La politique est l’art du pouvoir. C’est surtout l’art des rapports de force. Les rumeurs de plus en plus insistantes à Bangkok sur un possible retour au pays de l’ancien premier ministre et milliardaire Thaksin Shinawatra, en exil depuis la fin 2008 méritent d’être étudiées dans ce contexte. Âgé de 71 ans, ce dernier peut bien sûr toujours rêver de reprendre les commandes du pays. Mais vu la main mise actuelle de l’armée, cela parait presque impossible. D’où l’hypothèse d’un compromis: un retour de Thaksin avant tout destiné à faire diversion à l’heure du mouvement étudiant pro-démocratie…
Résumons: le septuagénaire Thaksin Shinawatra n’a plus les moyens, à priori, de reprendre le pouvoir à Bangkok. Mais il continue de contrôler une large partie du personnel politique, notamment le parti d’opposition Pheu Thai aujourd’hui bousculé par l’ex «parti de l’avenir» (Future Forward) et les manifestations de la jeunesse pro-démocratie.

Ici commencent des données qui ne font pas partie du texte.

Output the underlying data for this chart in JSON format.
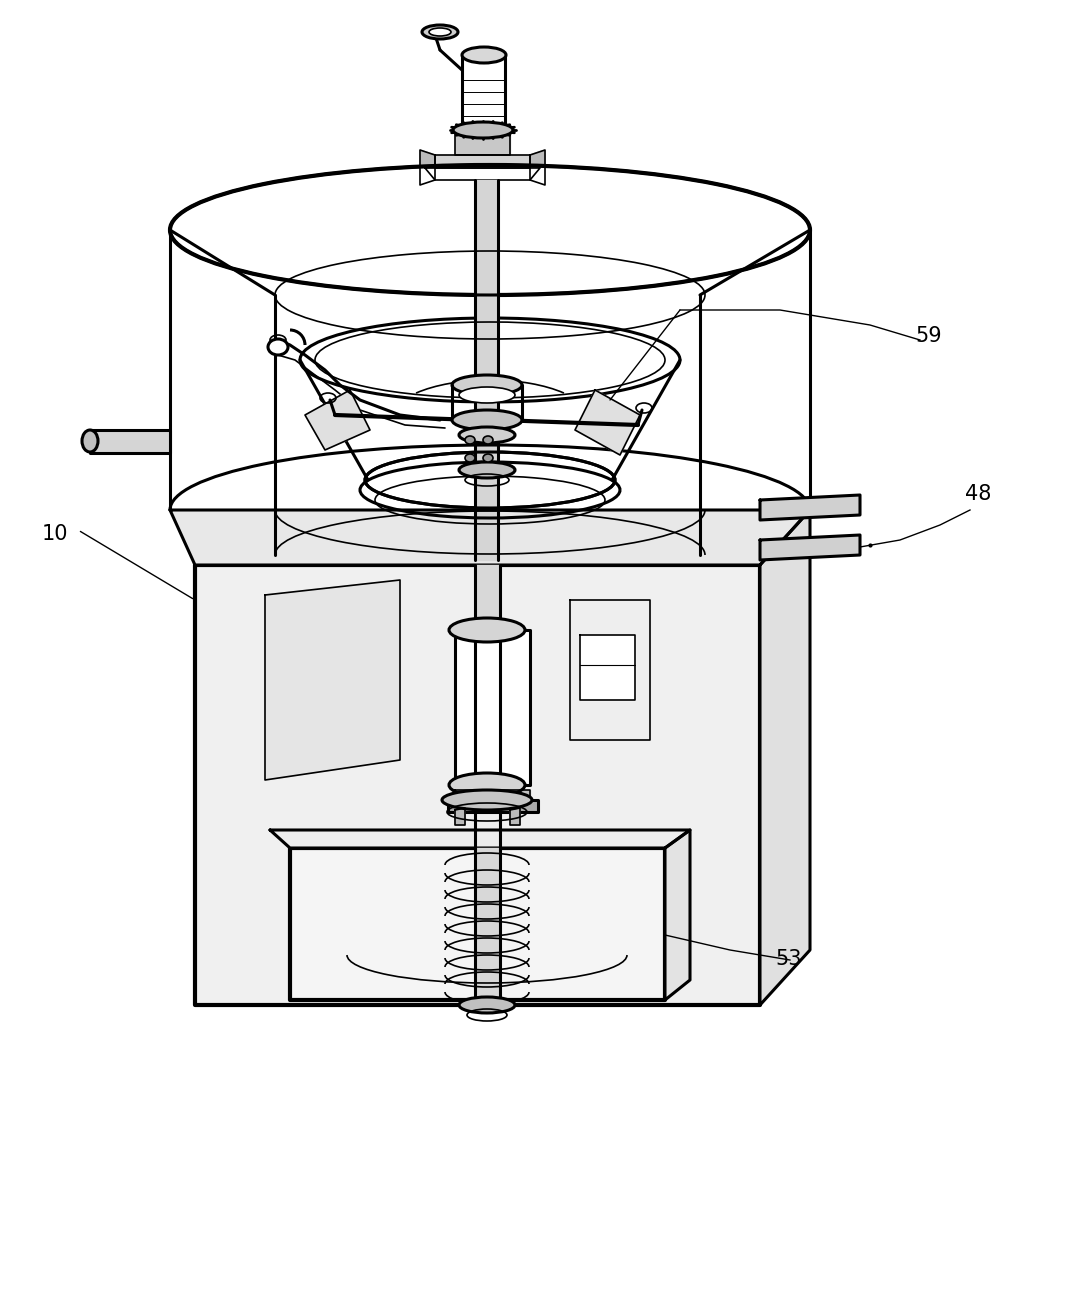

Quoi de mieux, dès lors, pour le pouvoir en place, dominé par les militaires thaïlandais, qu’une remise en selle de cet homme capable de rallier les masses populaires mais encore à la tête de très importants intérêts financiers dans le royaume ? Le calcul peut paraitre byzantin, voire machiavélique. Mais l’histoire thaïlandaise est riche en pareils rebondissements.
Et si Thaksin devenait, demain, le meilleur allié de l’establishment politico-militaire avant tout soucieux d’endiguer la colère d’une jeunesse urbaine difficile à contrôler, tout en donnant des gages démocratiques via de possibles amendements de la constitution. Place à la négociation. En surface et en coulisses. Évidemment sous le regard du Palais Royal.